Le Conseil d’État précise, le 7 novembre 2025, les obligations procédurales incombant à la Cour nationale de la tarification sanitaire et sociale. Un gestionnaire d’établissement pour personnes âgées conteste un arrêté fixant les dépenses de son budget prévisionnel pour l’exercice de l’année 2021. Le tribunal interrégional de la tarification sanitaire et sociale de Bordeaux rejette sa demande par un jugement rendu le 20 avril 2022. La Cour nationale de la tarification sanitaire et sociale réforme partiellement cette décision par un arrêt rendu le 17 juin 2024. La collectivité territoriale exerce alors un pourvoi en cassation en invoquant l’absence de visa d’une note transmise avant la lecture de l’arrêt. La haute juridiction doit déterminer si le défaut de mention d’une note en délibéré déposée le jour du délibéré invalide la procédure. Le Conseil d’État considère que les juges doivent obligatoirement viser toute note déposée avant que la décision ne soit officiellement rendue publique.
I. L’exigence de mention des notes déposées avant la clôture définitive
A. Une obligation systématique de visa des productions post-audition
Le juge administratif doit impérativement mentionner l’existence des notes en délibéré produites par les parties avant le prononcé de la décision juridictionnelle. La haute juridiction affirme qu’il « appartient dans tous les cas à la Cour […] d’en prendre connaissance avant la séance » de lecture. Cette formalité garantit que les magistrats ont pu examiner les derniers arguments ou éléments de fait soumis par les requérants ou les défendeurs. L’omission de ce visa empêche de vérifier si le juge a effectivement pris la mesure des observations formulées après la clôture de l’instruction.

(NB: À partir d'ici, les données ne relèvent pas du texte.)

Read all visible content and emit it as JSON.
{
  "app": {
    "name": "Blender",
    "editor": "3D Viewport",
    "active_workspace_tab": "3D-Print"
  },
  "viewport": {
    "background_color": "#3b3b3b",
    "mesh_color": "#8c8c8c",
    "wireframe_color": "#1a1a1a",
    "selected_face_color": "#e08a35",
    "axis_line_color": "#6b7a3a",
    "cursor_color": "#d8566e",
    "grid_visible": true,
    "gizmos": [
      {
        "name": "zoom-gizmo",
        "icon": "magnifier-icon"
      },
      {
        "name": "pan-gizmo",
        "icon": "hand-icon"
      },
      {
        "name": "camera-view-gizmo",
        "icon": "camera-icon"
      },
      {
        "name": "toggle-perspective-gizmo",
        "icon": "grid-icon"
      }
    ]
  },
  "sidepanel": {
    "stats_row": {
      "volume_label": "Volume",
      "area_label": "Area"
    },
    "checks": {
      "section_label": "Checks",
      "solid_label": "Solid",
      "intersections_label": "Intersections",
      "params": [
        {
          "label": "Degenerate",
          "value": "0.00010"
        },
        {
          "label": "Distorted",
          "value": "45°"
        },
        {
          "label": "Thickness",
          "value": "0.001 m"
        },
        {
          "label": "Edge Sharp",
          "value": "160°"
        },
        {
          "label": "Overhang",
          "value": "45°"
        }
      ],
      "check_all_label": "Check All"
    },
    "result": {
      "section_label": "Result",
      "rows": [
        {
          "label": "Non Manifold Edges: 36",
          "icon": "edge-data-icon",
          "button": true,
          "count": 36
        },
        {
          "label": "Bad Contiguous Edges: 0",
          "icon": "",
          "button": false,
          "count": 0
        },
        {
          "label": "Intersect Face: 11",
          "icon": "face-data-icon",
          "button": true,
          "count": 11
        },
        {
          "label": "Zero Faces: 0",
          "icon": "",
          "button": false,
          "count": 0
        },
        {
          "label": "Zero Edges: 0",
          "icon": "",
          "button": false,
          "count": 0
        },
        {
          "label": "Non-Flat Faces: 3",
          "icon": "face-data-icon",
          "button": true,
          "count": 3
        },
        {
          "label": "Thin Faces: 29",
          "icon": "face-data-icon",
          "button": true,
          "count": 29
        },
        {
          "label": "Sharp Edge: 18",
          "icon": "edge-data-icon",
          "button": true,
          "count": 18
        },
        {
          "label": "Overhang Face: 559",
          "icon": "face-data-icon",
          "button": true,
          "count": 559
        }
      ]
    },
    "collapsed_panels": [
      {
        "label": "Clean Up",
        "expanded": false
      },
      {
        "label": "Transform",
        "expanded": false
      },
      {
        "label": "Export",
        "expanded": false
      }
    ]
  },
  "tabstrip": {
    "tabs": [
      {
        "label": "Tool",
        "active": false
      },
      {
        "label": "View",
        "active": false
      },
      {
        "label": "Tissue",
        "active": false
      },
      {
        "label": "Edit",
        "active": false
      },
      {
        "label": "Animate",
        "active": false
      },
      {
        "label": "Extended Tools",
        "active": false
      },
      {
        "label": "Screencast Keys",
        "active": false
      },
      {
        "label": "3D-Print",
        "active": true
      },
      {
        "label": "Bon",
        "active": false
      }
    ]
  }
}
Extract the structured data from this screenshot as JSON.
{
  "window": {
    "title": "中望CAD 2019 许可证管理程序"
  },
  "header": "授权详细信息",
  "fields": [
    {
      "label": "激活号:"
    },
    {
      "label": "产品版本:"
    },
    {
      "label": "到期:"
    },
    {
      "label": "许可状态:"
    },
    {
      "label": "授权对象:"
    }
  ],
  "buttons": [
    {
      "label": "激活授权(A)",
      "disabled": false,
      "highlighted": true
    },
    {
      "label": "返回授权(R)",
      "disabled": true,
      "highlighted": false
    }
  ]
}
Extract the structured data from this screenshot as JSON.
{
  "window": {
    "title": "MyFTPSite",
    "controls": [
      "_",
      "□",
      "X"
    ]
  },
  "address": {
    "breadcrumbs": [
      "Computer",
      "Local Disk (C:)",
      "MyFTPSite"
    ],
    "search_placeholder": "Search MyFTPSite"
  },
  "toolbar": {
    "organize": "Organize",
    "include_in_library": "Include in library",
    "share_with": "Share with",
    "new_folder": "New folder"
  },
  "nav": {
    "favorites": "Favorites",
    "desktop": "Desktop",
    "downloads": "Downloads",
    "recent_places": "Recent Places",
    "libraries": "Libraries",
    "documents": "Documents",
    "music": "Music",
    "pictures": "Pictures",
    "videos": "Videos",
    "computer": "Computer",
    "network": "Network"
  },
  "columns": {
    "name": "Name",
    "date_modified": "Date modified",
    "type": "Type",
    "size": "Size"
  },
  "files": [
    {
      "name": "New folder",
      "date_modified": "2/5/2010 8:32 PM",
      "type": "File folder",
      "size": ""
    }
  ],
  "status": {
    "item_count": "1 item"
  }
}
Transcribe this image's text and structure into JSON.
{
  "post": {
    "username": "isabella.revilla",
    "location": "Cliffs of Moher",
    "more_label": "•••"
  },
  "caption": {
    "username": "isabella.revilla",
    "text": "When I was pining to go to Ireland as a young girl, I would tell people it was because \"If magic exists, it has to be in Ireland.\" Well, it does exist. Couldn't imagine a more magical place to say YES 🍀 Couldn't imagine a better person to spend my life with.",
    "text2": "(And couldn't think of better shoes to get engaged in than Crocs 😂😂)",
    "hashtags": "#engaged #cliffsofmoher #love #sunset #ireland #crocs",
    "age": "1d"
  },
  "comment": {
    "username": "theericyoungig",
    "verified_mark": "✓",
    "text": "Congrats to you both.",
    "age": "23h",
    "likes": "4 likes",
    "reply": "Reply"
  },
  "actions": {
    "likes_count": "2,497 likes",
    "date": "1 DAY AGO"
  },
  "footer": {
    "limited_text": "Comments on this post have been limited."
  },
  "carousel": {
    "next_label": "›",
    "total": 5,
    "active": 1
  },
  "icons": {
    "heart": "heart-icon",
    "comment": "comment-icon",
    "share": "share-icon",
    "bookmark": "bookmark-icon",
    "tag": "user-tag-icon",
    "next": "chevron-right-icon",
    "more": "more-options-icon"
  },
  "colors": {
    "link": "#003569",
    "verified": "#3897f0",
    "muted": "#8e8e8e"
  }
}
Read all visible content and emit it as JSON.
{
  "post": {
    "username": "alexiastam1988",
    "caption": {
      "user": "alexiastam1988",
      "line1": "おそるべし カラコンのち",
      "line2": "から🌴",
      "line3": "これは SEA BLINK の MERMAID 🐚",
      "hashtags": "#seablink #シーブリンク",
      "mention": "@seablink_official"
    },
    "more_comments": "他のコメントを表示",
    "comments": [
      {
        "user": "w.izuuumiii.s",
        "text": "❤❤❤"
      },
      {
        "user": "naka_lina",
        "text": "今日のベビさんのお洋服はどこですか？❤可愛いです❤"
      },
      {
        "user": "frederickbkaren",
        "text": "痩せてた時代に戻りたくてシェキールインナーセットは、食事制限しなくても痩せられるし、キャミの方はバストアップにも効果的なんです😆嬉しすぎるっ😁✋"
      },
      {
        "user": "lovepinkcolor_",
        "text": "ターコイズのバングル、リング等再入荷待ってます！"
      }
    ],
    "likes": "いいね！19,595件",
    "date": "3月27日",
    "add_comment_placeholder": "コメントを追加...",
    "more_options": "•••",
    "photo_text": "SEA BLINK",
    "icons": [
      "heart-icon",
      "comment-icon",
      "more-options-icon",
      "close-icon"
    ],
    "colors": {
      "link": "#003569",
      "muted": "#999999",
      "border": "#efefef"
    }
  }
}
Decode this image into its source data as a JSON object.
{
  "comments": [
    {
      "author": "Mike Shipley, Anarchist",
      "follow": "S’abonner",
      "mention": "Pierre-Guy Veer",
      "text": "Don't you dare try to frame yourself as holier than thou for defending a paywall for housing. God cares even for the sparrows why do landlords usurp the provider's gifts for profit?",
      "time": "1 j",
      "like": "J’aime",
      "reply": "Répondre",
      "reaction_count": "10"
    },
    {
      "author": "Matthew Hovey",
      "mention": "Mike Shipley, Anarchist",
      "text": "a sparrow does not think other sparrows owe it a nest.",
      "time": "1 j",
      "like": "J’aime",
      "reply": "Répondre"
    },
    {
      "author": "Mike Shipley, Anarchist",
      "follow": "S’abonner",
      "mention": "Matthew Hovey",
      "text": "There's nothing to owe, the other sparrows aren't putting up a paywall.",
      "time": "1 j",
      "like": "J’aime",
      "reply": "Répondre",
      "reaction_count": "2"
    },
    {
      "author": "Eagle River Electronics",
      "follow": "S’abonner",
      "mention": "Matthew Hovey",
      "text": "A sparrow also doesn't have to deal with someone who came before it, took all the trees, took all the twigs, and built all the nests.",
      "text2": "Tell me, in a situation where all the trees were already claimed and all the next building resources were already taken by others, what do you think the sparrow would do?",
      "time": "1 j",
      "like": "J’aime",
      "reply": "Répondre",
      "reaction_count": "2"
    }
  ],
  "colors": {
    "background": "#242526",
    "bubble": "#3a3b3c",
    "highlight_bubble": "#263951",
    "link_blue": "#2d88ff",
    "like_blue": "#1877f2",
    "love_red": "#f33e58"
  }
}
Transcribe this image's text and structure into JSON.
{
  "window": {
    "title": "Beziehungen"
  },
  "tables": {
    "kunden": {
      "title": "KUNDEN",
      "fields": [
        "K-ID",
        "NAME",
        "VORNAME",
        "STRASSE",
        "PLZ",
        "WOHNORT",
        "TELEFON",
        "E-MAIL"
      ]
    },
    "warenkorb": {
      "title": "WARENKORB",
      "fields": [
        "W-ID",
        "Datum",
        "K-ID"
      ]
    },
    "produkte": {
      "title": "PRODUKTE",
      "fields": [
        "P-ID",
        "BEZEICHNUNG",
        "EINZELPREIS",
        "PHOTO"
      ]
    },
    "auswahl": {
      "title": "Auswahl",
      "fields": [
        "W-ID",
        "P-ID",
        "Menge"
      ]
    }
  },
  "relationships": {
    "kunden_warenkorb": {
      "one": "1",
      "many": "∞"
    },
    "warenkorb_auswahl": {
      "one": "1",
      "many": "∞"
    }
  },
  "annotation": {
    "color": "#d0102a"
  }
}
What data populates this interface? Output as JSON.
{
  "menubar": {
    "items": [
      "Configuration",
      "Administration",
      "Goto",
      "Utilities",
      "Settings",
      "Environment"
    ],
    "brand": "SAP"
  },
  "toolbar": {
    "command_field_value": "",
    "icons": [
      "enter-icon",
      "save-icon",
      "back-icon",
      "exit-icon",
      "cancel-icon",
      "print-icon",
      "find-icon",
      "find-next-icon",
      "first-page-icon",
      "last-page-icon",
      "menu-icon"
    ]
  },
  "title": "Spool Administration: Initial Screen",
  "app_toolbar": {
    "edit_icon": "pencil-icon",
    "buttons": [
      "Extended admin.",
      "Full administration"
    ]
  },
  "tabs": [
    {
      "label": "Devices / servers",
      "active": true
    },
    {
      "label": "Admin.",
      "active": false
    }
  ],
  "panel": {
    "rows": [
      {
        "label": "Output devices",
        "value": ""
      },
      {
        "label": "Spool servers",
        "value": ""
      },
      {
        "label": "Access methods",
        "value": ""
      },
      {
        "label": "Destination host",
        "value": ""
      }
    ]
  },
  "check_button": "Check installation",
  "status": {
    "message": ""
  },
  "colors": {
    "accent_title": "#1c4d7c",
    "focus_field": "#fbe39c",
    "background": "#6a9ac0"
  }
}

B. La neutralité temporelle du dépôt antérieur au prononcé de la décision
L’obligation de mention s’applique indépendamment de la proximité chronologique entre le dépôt de la note et l’instant de la lecture publique de l’arrêt. La décision précise qu’il « en va ainsi y compris dans le cas où la note […] est enregistrée le jour même » de la lecture. Le greffe a reçu l’acte litigieux à seize heures dix-huit, quelques instants seulement avant que la juridiction ne rende son délibéré définitif. Cette précision interdit aux juges d’écarter des observations tardives au seul motif de leur réception le jour même prévu pour le prononcé.
II. L’irrégularité découlant de l’omission des formalités substantielles
A. L’annulation pour vice de procédure lié à l’absence de visa
L’absence de mention d’une note en délibéré régulièrement déposée constitue une irrégularité qui justifie l’annulation de la décision par le juge de cassation. L’arrêt souligne que la Cour n’ayant pas visé cette note, le requérant est « fondé à soutenir que la décision qu’il attaque est entachée d’irrégularité ». La méconnaissance de cette règle de forme affecte la validité intrinsèque de l’acte juridictionnel sans qu’il soit nécessaire d’examiner les autres moyens. La sanction prononcée assure le respect du principe de transparence et permet aux parties de s’assurer de la prise en compte de leurs écrits.
B. L’absence corrélative d’obligation d’examen approfondi du fond
Le devoir de viser la note en délibéré ne s’accompagne pas d’une exigence systématique d’analyse ou de réponse détaillée aux nouveaux arguments présentés. Le juge doit simplement viser le document « sans toutefois l’analyser dès lors qu’elle n’est pas amenée à rouvrir l’instruction » contradictoire. Cette distinction préserve l’efficacité de la procédure tout en évitant des réouvertures d’instruction inutiles en l’absence d’éléments de fait réellement nouveaux. La solution retenue concilie les exigences de la rigueur formelle avec les nécessités pratiques du calendrier des délibérés judiciaires et administratifs.